Au sein de Toulouse Métropole, on retrouve le même phénomène (voir carte ci-dessous). Parmi les communes où les tarifs les plus bas (entre 3,20 et 3,50 euros le m3) sont pratiqués on retrouve Pibrac, Colomiers et Cornebarrieu en régie publique alors que les tarifs les plus élevés (entre 4,40 et 4,80 euros/m3) sont appliqués à Fenouillet, Mondouzil et Drémil Lafarge, en DSP. Mais ce constat n'est pas vérifié partout. Brax, autre commune en régie publique, se situe dans la fourchette moyenne entre 3,80 et 4,10 euros/m3. De même, Toulouse qui est en concession avec Veolia pratique des tarifs plutôt modérés (entre 3,50 et 3,80 euros/m3).

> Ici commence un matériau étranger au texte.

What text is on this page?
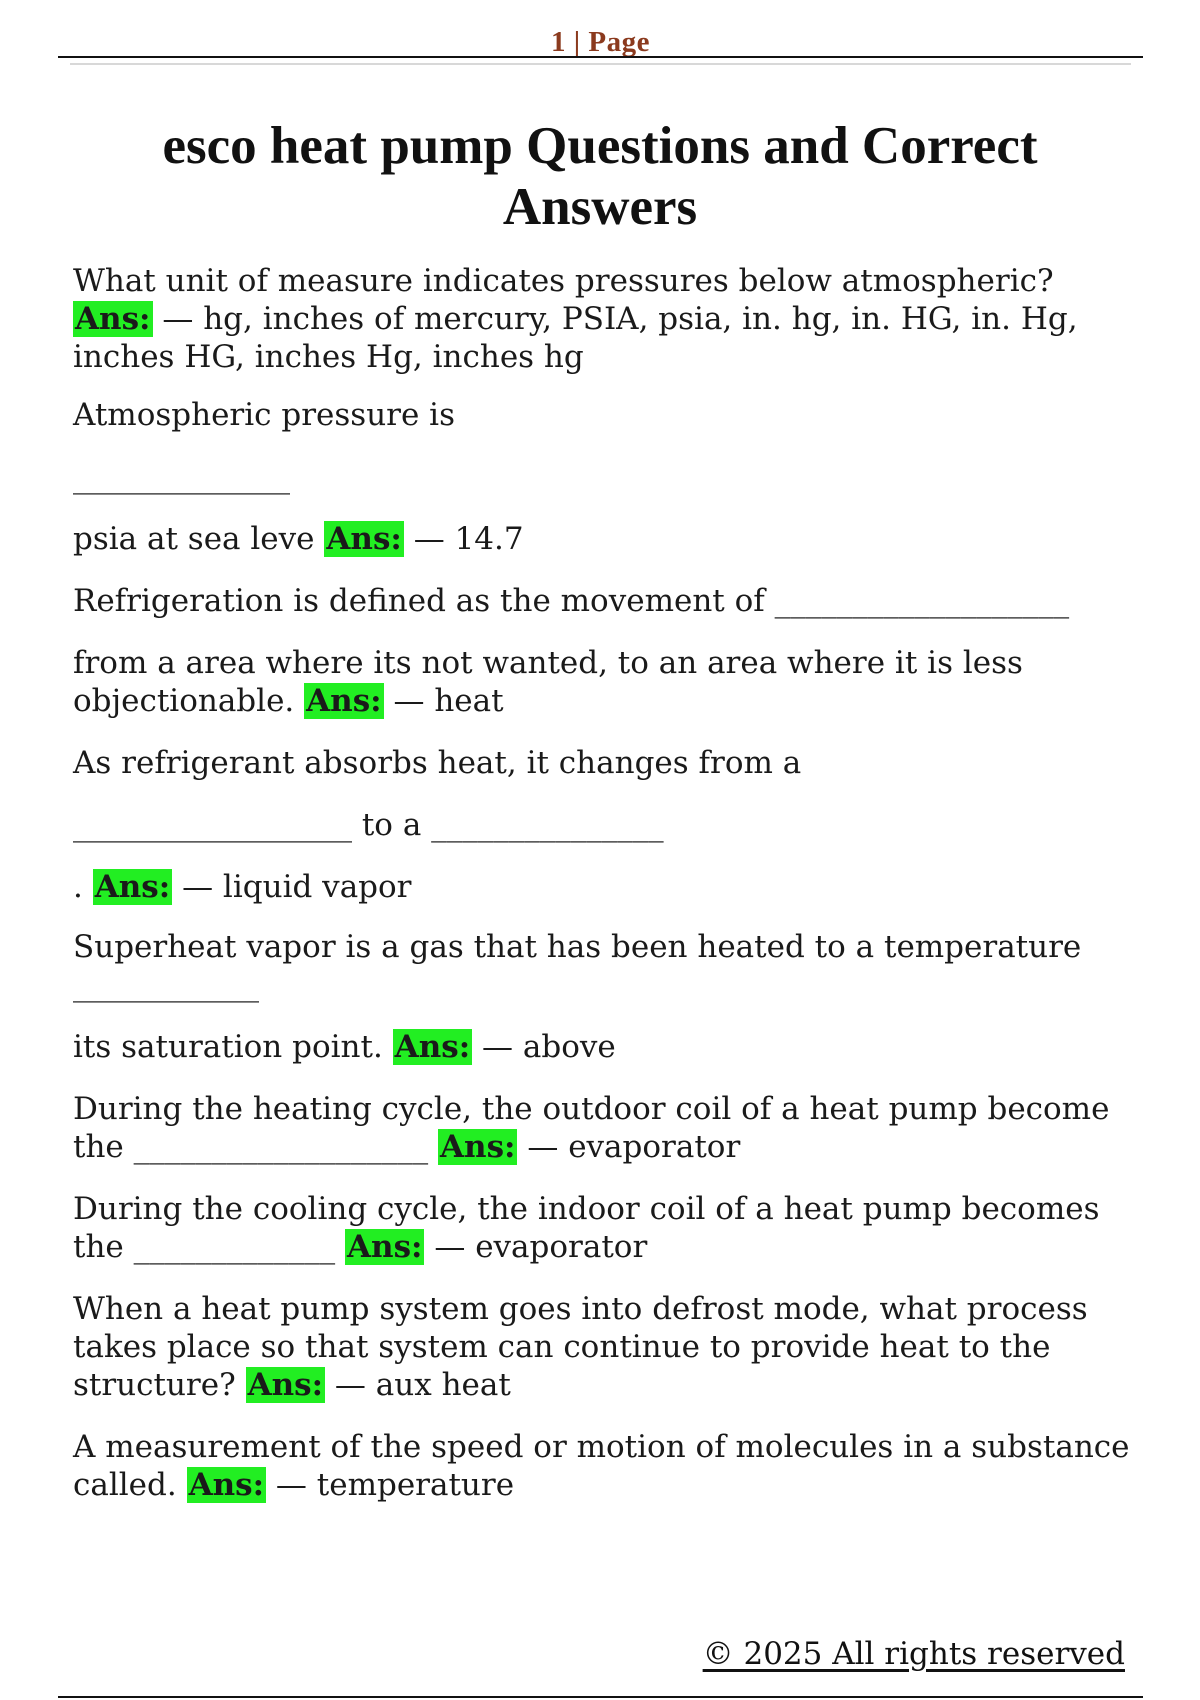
1 | Page
esco heat pump Questions and Correct Answers

What unit of measure indicates pressures below atmospheric?
Ans: — hg, inches of mercury, PSIA, psia, in. hg, in. HG, in. Hg, inches HG, inches Hg, inches hg

Atmospheric pressure is

______________

psia at sea leve Ans: — 14.7

Refrigeration is defined as the movement of ___________________

from a area where its not wanted, to an area where it is less objectionable. Ans: — heat

As refrigerant absorbs heat, it changes from a

__________________ to a _______________

. Ans: — liquid vapor

Superheat vapor is a gas that has been heated to a temperature

____________

its saturation point. Ans: — above

During the heating cycle, the outdoor coil of a heat pump become the ___________________ Ans: — evaporator

During the cooling cycle, the indoor coil of a heat pump becomes the _____________ Ans: — evaporator

When a heat pump system goes into defrost mode, what process takes place so that system can continue to provide heat to the structure? Ans: — aux heat

A measurement of the speed or motion of molecules in a substance called. Ans: — temperature

© 2025 All rights reserved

prix eau toulouse metropole

À la suite de la publication de cet article Pierre Trautmann, vice-président de Toulouse-métropole en charge des délégations de service public précise que "les prix de l'eau ont augmenté du même pourcentage dans toutes les communes de la métropole depuis 2009. Cela peut expliquer que dans une commune le tarif de l'eau était initialement très bas, même avec 30% d'augmentation du tarif, il reste à celui d'autres communes voisines".

Les coûts cachés de la régie publique

Autre nuance à apporter selon Rémi Barbier : "les acteurs privés gèrent l'eau de certaines communes en DSP parce que cela coûterait trop cher aux collectivités de le prendre à leur charge".

C'est le cas par exemple quand il faut beaucoup de kilomètres de canalisations pour raccorder une proportion faible d'habitation en zone rurale par exemple où la rentabilité est moindre. Cela fait partie "des coûts cachés de la régie publique".

Le spécialiste reprend aussi l'économiste Simon Porcher. Ce dernier estime qu'il faudrait prendre en compte le niveau d'endettement des communes et savoir si l'on préfère une augmentation de la facture des habitants avec une gestion privée ou augmenter la dette de la municipalité avec une gestion publique.